Storytelling Secrets of the Stars: Do The Twist

Toilet Humor from Down Under (Droga5)

“David Whittaker,” a great new video from Fiona  McGee  is one of the best stories I’ve seen in a while. It’s a short film/documentary about a an Australian body builder  and the incredible dedication that he (and his fiancee) share for the sport.

Watch it first, then let’s talk below. And watch out for the incredibly clever twist towards the end.

What I didn’t mention is that the film’s actually a promotional video for Aussie agency Droga5‘s client, Domestos Toilet Cleaner. How about that twist, eh? Not bad. I love that McGee created a compelling, engaging story about cleaning toilets and then made the story even more memorable by throwing in a cool twist.

The twist, when used well, can turn a good narrative experience into a great one. It’s the literary equivalent on biting into a cupcake and finding it filled with bacon and tiny cupcakes, each one further filled with mini-bacon and even tinier cupcakes. However, it can also be a giant middle finger to the audience when used poorly, I’m looking at you, dream-sequence-filled daytime soap operas!

But failure’s no reason not to try? Think of any great plot twist. After the book/movie was over, what did you do? You analyzed every line and image for a hidden subtext and searched for any kind of proof to reconcile the change. When you do that in advertising, you encourage the audience to do the same thing for your ad. You increase the number of impressions and connection points in an emotional way. I mean, think about it. Would I be writing about a toilet cleaner commercial if it didn’t do more than just tell a story?

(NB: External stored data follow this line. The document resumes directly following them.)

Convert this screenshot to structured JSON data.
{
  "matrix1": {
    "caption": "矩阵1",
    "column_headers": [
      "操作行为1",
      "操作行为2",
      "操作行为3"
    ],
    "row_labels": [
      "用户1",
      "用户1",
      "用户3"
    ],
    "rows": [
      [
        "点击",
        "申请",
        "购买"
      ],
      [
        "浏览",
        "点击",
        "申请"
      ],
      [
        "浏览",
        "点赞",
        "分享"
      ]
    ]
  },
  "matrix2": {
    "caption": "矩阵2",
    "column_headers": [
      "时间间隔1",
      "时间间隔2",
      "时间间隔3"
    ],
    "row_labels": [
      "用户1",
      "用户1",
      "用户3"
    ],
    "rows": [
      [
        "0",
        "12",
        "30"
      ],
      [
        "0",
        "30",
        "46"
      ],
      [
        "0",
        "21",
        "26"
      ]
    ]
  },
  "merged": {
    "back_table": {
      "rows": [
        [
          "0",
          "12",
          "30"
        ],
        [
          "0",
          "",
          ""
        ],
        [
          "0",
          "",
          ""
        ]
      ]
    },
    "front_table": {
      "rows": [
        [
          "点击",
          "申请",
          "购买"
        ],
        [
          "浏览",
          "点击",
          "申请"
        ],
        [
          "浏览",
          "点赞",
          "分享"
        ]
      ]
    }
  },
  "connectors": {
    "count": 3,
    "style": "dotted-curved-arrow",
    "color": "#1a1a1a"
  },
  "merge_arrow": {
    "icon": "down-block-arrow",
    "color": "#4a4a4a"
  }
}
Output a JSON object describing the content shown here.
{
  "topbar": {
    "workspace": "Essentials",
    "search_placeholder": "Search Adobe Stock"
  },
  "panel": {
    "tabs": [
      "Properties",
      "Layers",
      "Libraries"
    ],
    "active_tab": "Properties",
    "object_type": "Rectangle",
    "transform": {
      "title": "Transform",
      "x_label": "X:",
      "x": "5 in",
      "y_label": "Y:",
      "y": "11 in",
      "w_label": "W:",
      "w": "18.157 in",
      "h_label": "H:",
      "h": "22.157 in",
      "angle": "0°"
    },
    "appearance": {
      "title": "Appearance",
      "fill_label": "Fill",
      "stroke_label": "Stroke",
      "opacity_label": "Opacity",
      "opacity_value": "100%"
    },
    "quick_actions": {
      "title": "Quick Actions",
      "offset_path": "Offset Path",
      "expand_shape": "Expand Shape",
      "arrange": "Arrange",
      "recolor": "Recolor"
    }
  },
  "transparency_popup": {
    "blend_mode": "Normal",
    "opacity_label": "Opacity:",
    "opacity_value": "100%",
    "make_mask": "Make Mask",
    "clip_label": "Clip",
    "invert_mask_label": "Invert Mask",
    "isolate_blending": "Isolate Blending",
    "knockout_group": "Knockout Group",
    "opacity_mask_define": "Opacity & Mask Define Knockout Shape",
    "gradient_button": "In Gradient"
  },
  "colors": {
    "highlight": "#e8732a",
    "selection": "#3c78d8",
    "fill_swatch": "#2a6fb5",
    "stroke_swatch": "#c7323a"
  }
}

Obviously plot twists work. They delight people and enrich their experiences in books, films and other forms of storytelling media. That’s why Hollywood keeps cramming them down our throats. And that’s why next time you start to write a brief, script or create some kind of storytelling, you should ask yourself, “how could I surprise and delight my audience even more?”

It doesn’t have to be a plot twist per se, but I think if you approach storytelling with that mentality, you can’t go wrong. Unless of course, your “twist” is six back-to-back dream sequences in 5 minutes.